Thursday, March 1, 2012

Turning Around

When I was a kid, my dad used to sing, "Give me 40 acres and I'll turn this rig around," by the Willis Brothers every time my brother or I would take on a task by going about it the long, drawn out, and (unnecessarily) complicated way. As I came to the decision that I would try on the gluten free idea, I imagined it as one of those complicated, awkward tasks that would take me a lot more effort than needed and that would not give me the satisfaction I desired. I was very, very wrong.

First, eliminating gluten has not been complicated at all. True, I am a bagel fanatic, so I have had to eliminate one of my favorite carbs from the safe list of foods. But there's more to life than bagels (or so I tell myself). And I had stopped eating most prepared foods because they made me ill (gee, I wonder why), so that side of the gluten purge was easy.

Second, the difference in how I feel pre- and post-gluten is dramatic. No. Dramatic is an understatement. I feel energized. I feel positive.

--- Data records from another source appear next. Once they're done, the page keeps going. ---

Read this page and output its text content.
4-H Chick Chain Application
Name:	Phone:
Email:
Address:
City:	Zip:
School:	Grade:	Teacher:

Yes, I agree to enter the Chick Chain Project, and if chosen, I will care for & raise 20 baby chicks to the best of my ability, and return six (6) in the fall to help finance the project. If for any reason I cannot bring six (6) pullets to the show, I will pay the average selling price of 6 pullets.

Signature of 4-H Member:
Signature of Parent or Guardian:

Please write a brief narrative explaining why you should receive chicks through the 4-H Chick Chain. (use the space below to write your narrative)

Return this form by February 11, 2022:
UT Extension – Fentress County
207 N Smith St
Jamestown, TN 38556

I feel light. I feel hopeful. I do *not* feel sick. I do *not* feel depressed. I do *not* want to go back to eating gluten. If someone had told me that I would feel this much better, I would never have believed them because this type of reversal is a thing of fairy tales. Or so I thought. I mean, seriously, the amount of energy running through my body almost makes me feel as if I'm tingling...in a good way.

I'm still making minor tweaks in what I'm eating so I can have my (gluten-free) cake and eat it, too. For instance, I found some lovely GF crackers that taste just like the whole-grain ones I eat anyway. But, it appears that the chock-full-o-flax-seed contents are not agreeing with me after all. And I've always had a problem with flax seeds, so I need to stay aware since they tend to creep into GF foods. I'm actually testing my diet to be sure it's them, but I'm pretty sure. Today I was able to eliminate that the issues were not a result of the GF pizza crust I made the other day. Excellent news since that crust was pretty darn yummy. Tomorrow I test the fruit/yogurt smoothie, and then Sunday I test the crackers again. You know the old saying, you can take the scientist out of the lab...

At this point, my husband jokingly refers to my "miracle cure" because I talk about how good I feel. All. The. Time. But it's been such a contrast to how bad I felt earlier, that I walk around each day thinking, "Really? This is how people feel? Because this is AWESOME."